Catholic patience sorely tested

US Catholics are reeling, once again, over some old wounds and some new ones.  And this is happening at the same time that Pope Francis continues to command a media attention – US media foremost – the likes of which show business celebrities, international athletes, and political leaders can only dream about.  And it is preponderantly affirmative media coverage, suffused with hope, and endlessly inventive when it comes to discussing the personality, charm, and humour of the Pope from Buenos Aires. 

So whence the reeling?

In late February, the Public Broadcasting System’s premier investigative affairs program, Frontline, aired a 90-minute documentary titled ‘The Secrets of the Vatican’. Not your usual scandal-mongering outlet, Frontline was unsparing in its tough and thorough examination of the various malaises afflicting the Vatican, its central governance structure, and the international implications for a Church often enmired in costly controversies—costly to its spiritual reputation and to its pocketbook.

American Catholics were distressed by what they saw although none of the items in particular would have been knew to them. But cumulatively? And with some film footage that can only be described as scurrilous and depraved.

And in the midst of this along comes a damning reminder of the astronomical costs—financial and spiritual—borne by the Catholics of the Los Angeles archdiocese, a reminder in no less a paper of record then The New York Times: “A decade of litigation, shameful denial and fierce resistance to civil authority has cost the archdiocese more than $750 million in monetary damages, with the spiritual toll far from tallied.”  And this in an archdiocese with much poverty, immigration needs, and family stresses generated by little hope for gainful employment.

Pastoral ineptitude

As if this weren’t enough in one month, the Myers Affair in New Jersey adds new meaning to pastoral ineptitude. John J. Myers, an Opus Dei prelate, has been Archbishop of Newark, New Jersey for many years and has been embroiled in a few messy controversies during that tenure (he is scheduled to resign in 3 years’ time and has already been assigned a coadjutor), controversies that most recently include negligence in the case of a sex-abusing cleric’s terms of supervision, but all of this pales in light of his most egregious stunt to date:  a $500,000 extension to his $800,000 home—a summer, retirement home, a palatial habitation with numerous bedrooms, fireplaces, a platoon of bathrooms, a hot tub and indoor exercise pool, as well as an outdoor pool and a number of other amenities fit for a princeling.
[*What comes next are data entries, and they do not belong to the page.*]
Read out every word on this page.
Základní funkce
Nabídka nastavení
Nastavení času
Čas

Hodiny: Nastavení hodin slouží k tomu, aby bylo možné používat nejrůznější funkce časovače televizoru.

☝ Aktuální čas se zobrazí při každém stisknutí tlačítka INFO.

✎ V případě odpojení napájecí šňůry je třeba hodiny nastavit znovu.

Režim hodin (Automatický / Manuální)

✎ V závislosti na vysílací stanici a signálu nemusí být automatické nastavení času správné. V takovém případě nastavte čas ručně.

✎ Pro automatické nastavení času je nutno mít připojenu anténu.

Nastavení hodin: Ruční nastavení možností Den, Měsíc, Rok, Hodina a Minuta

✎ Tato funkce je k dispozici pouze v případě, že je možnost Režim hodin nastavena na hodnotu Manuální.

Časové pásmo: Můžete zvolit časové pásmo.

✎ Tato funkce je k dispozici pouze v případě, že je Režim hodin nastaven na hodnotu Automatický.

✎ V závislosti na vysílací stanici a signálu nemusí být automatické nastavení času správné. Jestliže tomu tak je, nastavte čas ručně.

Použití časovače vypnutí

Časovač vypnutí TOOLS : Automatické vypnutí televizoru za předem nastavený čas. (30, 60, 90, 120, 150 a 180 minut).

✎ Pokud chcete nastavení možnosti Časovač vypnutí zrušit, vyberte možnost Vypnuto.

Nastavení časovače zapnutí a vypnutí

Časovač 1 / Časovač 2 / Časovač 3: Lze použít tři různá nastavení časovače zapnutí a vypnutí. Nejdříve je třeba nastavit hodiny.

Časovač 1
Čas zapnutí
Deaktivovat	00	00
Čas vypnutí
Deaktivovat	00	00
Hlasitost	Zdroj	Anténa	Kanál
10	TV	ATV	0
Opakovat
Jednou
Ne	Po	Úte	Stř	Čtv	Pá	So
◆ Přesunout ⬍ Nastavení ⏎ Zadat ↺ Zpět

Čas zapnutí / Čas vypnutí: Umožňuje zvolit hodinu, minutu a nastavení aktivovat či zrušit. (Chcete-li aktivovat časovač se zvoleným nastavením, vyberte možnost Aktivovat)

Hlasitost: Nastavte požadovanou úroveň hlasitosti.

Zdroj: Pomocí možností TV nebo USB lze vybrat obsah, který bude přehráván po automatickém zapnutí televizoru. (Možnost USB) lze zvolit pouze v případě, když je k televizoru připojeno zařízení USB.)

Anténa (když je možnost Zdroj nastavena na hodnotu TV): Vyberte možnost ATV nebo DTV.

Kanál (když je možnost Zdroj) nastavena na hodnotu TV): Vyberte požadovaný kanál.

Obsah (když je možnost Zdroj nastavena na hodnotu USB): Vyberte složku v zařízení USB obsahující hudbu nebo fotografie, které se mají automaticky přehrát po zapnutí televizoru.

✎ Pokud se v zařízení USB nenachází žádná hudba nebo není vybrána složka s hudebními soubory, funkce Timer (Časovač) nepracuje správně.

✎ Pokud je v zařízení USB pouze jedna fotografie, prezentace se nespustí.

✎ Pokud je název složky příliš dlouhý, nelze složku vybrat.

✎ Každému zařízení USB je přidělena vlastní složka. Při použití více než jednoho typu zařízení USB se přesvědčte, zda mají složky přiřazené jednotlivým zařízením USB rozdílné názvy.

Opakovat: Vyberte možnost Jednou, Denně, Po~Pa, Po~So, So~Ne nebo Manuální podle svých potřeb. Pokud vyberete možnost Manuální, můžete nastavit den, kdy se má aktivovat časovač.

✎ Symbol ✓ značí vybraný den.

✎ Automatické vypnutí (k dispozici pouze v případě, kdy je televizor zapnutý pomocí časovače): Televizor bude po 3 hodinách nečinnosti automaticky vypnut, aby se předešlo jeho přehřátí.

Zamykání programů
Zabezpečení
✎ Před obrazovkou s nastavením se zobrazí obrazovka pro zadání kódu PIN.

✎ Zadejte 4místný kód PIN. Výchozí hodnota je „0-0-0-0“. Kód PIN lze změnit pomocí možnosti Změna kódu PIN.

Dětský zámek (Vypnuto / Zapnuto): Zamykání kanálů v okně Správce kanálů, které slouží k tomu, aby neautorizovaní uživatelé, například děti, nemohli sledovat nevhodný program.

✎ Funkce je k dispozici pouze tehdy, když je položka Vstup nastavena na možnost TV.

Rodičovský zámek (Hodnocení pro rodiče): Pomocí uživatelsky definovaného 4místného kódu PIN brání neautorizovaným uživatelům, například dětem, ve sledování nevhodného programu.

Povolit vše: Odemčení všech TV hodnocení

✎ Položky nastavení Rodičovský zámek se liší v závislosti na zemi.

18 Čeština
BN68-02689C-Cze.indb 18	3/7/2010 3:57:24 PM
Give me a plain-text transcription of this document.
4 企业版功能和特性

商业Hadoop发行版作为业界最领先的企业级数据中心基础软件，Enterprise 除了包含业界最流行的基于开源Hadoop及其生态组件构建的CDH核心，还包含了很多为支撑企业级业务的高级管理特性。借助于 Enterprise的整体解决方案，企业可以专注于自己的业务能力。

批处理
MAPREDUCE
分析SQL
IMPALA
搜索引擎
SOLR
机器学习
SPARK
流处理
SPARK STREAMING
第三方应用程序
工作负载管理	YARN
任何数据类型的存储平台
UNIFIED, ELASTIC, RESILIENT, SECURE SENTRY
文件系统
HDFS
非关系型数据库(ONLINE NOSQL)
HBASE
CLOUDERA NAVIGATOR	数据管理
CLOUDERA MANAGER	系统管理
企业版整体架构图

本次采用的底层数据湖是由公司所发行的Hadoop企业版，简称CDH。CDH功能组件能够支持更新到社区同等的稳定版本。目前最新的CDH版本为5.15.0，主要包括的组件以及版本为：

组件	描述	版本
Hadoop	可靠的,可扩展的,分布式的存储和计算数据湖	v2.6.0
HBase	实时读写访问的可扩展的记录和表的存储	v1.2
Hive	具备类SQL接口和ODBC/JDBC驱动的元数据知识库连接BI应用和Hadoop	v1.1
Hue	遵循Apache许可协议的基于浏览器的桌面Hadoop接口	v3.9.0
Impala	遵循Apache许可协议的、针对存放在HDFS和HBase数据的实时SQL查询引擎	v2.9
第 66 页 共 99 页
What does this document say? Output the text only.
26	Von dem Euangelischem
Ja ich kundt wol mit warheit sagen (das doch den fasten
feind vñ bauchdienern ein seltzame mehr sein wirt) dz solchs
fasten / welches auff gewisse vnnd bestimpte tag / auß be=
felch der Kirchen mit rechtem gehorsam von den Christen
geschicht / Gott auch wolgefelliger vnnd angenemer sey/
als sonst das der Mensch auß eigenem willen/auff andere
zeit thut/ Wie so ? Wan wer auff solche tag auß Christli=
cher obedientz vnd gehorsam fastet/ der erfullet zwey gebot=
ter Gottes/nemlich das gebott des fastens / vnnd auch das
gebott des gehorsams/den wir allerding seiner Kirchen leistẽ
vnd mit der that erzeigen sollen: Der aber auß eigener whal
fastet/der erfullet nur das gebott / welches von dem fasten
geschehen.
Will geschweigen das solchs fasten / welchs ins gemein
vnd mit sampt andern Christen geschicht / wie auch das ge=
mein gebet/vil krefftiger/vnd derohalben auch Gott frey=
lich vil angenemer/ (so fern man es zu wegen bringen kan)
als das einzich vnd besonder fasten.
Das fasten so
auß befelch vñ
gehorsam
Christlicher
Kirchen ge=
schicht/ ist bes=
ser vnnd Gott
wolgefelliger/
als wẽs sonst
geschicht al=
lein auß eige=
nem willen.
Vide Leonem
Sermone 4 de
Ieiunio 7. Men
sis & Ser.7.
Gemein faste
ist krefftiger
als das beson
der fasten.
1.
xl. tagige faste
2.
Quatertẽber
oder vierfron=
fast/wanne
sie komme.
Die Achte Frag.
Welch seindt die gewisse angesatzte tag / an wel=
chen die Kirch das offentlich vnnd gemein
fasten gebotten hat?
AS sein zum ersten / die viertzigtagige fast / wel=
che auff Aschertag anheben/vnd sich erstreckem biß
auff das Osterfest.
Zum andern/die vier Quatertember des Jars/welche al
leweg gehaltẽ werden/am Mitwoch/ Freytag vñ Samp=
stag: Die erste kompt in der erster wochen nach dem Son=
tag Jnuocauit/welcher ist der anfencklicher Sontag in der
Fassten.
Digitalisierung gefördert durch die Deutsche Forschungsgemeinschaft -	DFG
The outrage this has generated in the archdiocese is unlike any since the outcry that accompanied Bernard Cardinal Law’s specious defiance of calls for his resignation over the sex abuse scandals in Boston and his subsequent and abrupt transit to Rome and a cushy job as Archpriest of the Basilica of Mary Major. American Catholics have traditionally been a conservative lot on the whole, deferential to clerical authority, and conscious of the importance of the Catholic ghetto in protecting their identity in a country that was anything but welcoming to the ‘Romish religion’.

That has all changed as in the twinkling of an eye.  Now they demand accountability, transparency, and above all fairness from their religious leaders, bishops in particular.


It’s called maturation.  And their patience is sorely tested.

The Meyers Affair has highlighted the massive divide that exists in a Church where some of the episcopate see themselves as a species apart, accountable to God and the Supreme Pontiff alone, mandarins of ontological exceptionalism.

The National Catholic Reporter editorialises with a succinct and pointed righteous anger: “Nothing is complicated about the Newark case.  This is clearly the material of episcopal scandal, hedonism undisguised, a level of clerical privilege that knows no bounds.”

It is time for Meyers to step down. Bishops can forfeit their authority by virtue of their behaviour.  Popes John Paul II and Benedict XVI tolerated too much in the interest of ecclesiastical stability and magisterial reputation.  Francis understands otherwise, models a different way of being a shepherd, and elects holy poverty over aristocratic entitlement.

It is time to clean house of those bishops who think differently.